The whole time I lived up in Parry Sound, various governments promised that the highway would be flattened, four-laned and fixed. Ironically, the last two people I knew who died on 69 were killed right where the old highway met the new Highway 400 coming north. But the progress continued, and now it's nearly done. Only the short stretch across the Native reserve south of town remains unchanged, and now that the band has reached agreement with the government, that will be renovated too.

Which means that when I drove up to Sudbury last month, I drove to my hometown along a brand-new highway 400, through a countryside I had never seen before. The little gas stations, camps and hotels that had lined the old road were somewhere through the forest. The winding little highway had given way to a vast, flat, fresh grey macadam through an apparent wilderness of trees and lakes and rock. It's a sublime road. Not beautiful, but sublime: a large, impersonal, modern, and perfectly executed freeway through an achingly ancient landscape. It was fascinating through the sleet on the way up north, and astonishing in the endless sunset on the way back to the City.

But the most incredible thing about this new road is not the new beauty of the old forest, recently revealed. And it's not the marvels of modern engineering that make it so fast and sleek. It's not even the apparent disappearance of that old highway I knew so well. It's the new rock cuts. They're going to defy anthropolgy.

There were always rock cuts, but they were small and narrow. Now, that four lane highway cuts through near-mountains of precambrian shield, leaving monuments the size of the Egyptian pyramids, already dotted with Inukshuks, towering over the road. This is some of the oldest rock in the world. It dates to the cooling of the earth's crust. Nothing has even marked it since the Ice Age, and even that just left a few scratches.

But long after cars have come and gone, long after roads have lost their meaning, long after our civilization has bloomed and faded and been forgotten, these rock cuts - brand new blasts out of the earth- will be standing still. They won't have moved. They won't have softened. They will still be there ten thousand, a hundred thousand, even a million years from now.

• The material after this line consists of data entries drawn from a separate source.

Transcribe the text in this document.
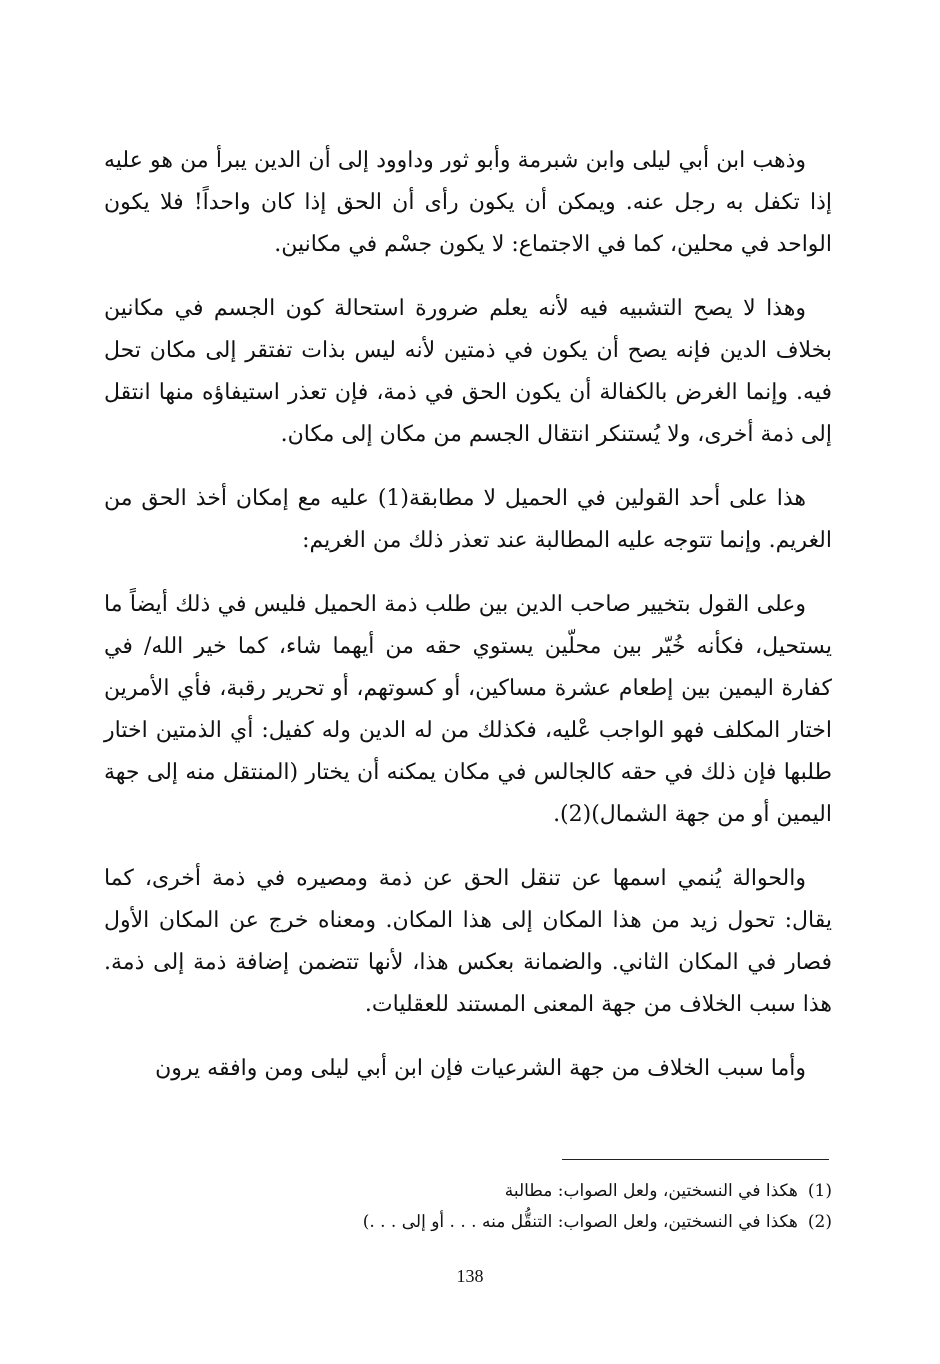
وذهب ابن أبي ليلى وابن شبرمة وأبو ثور وداوود إلى أن الدين يبرأ من هو عليه إذا تكفل به رجل عنه. ويمكن أن يكون رأى أن الحق إذا كان واحداً! فلا يكون الواحد في محلين، كما في الاجتماع: لا يكون جسْم في مكانين.

وهذا لا يصح التشبيه فيه لأنه يعلم ضرورة استحالة كون الجسم في مكانين بخلاف الدين فإنه يصح أن يكون في ذمتين لأنه ليس بذات تفتقر إلى مكان تحل فيه. وإنما الغرض بالكفالة أن يكون الحق في ذمة، فإن تعذر استيفاؤه منها انتقل إلى ذمة أخرى، ولا يُستنكر انتقال الجسم من مكان إلى مكان.

هذا على أحد القولين في الحميل لا مطابقة(1) عليه مع إمكان أخذ الحق من الغريم. وإنما تتوجه عليه المطالبة عند تعذر ذلك من الغريم:

وعلى القول بتخيير صاحب الدين بين طلب ذمة الحميل فليس في ذلك أيضاً ما يستحيل، فكأنه خُيّر بين محلّين يستوي حقه من أيهما شاء، كما خير الله/ في كفارة اليمين بين إطعام عشرة مساكين، أو كسوتهم، أو تحرير رقبة، فأي الأمرين اختار المكلف فهو الواجب عْليه، فكذلك من له الدين وله كفيل: أي الذمتين اختار طلبها فإن ذلك في حقه كالجالس في مكان يمكنه أن يختار (المنتقل منه إلى جهة اليمين أو من جهة الشمال)(2).

والحوالة يُنمي اسمها عن تنقل الحق عن ذمة ومصيره في ذمة أخرى، كما يقال: تحول زيد من هذا المكان إلى هذا المكان. ومعناه خرج عن المكان الأول فصار في المكان الثاني. والضمانة بعكس هذا، لأنها تتضمن إضافة ذمة إلى ذمة. هذا سبب الخلاف من جهة المعنى المستند للعقليات.

وأما سبب الخلاف من جهة الشرعيات فإن ابن أبي ليلى ومن وافقه يرون

(1)هكذا في النسختين، ولعل الصواب: مطالبة

(2)هكذا في النسختين، ولعل الصواب: التنقُّل منه . . . أو إلى . . .)

138
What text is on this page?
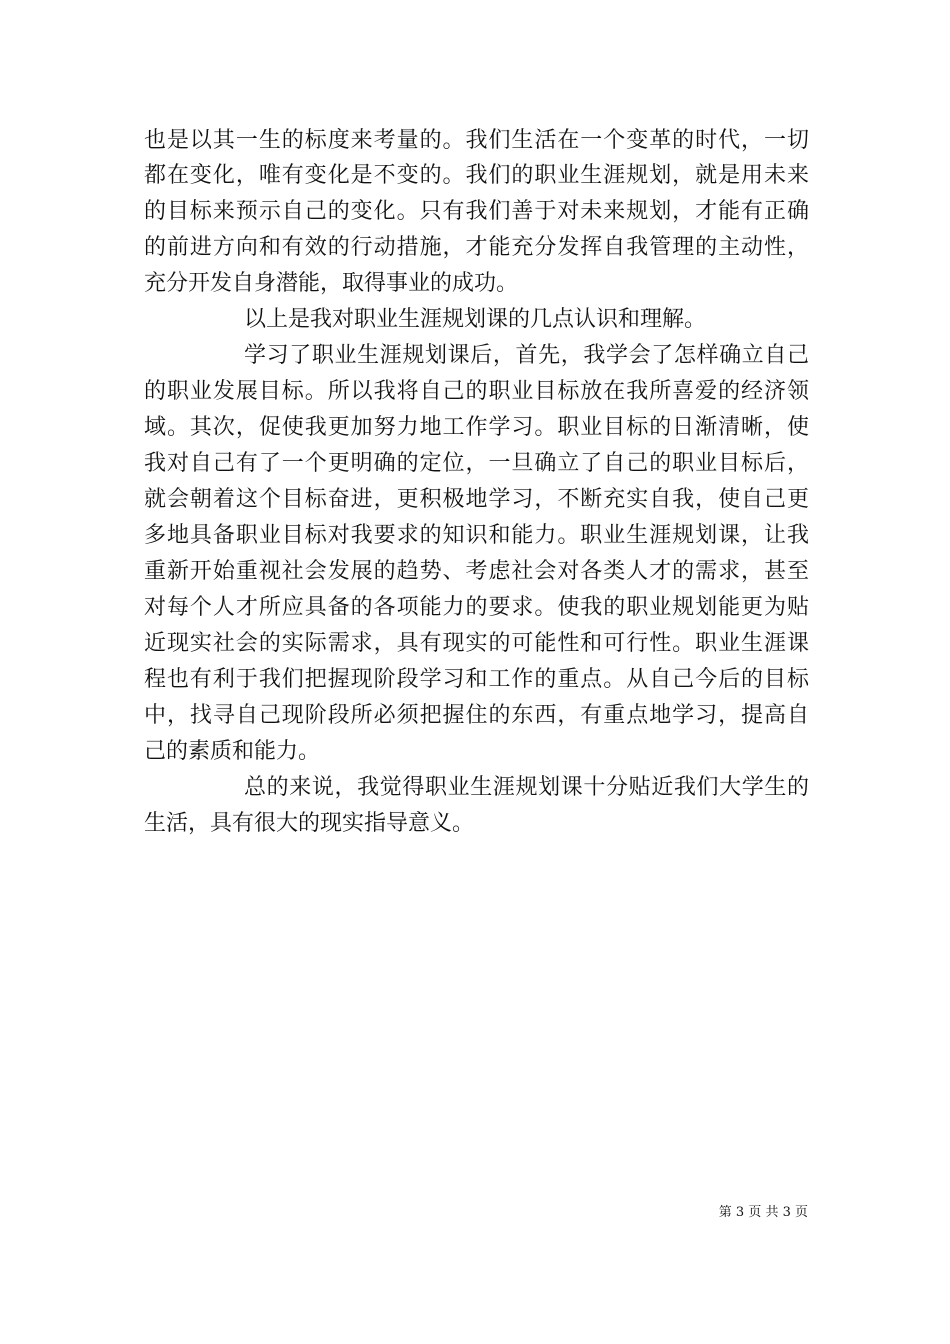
也是以其一生的标度来考量的。我们生活在一个变革的时代，一切
都在变化，唯有变化是不变的。我们的职业生涯规划，就是用未来
的目标来预示自己的变化。只有我们善于对未来规划，才能有正确
的前进方向和有效的行动措施，才能充分发挥自我管理的主动性，
充分开发自身潜能，取得事业的成功。
以上是我对职业生涯规划课的几点认识和理解。
学习了职业生涯规划课后，首先，我学会了怎样确立自己
的职业发展目标。所以我将自己的职业目标放在我所喜爱的经济领
域。其次，促使我更加努力地工作学习。职业目标的日渐清晰，使
我对自己有了一个更明确的定位，一旦确立了自己的职业目标后，
就会朝着这个目标奋进，更积极地学习，不断充实自我，使自己更
多地具备职业目标对我要求的知识和能力。职业生涯规划课，让我
重新开始重视社会发展的趋势、考虑社会对各类人才的需求，甚至
对每个人才所应具备的各项能力的要求。使我的职业规划能更为贴
近现实社会的实际需求，具有现实的可能性和可行性。职业生涯课
程也有利于我们把握现阶段学习和工作的重点。从自己今后的目标
中，找寻自己现阶段所必须把握住的东西，有重点地学习，提高自
己的素质和能力。
总的来说，我觉得职业生涯规划课十分贴近我们大学生的
生活，具有很大的现实指导意义。
第 3 页 共 3 页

And the people of the future will know somebody made them. That much will be obvious. But they'll have no idea why, or what they were for. They will never be able to guess what led people to change the crust of the planet itself in this strange way. They won't know about all the deaths on the old road. They won't know about the politicians and the promises and the programs. They won't know about the cottagers, the traffic jams, the little hotels and camps that are almost forgotten already. They'll just know that something important happened here. And the rest will defy anthropology.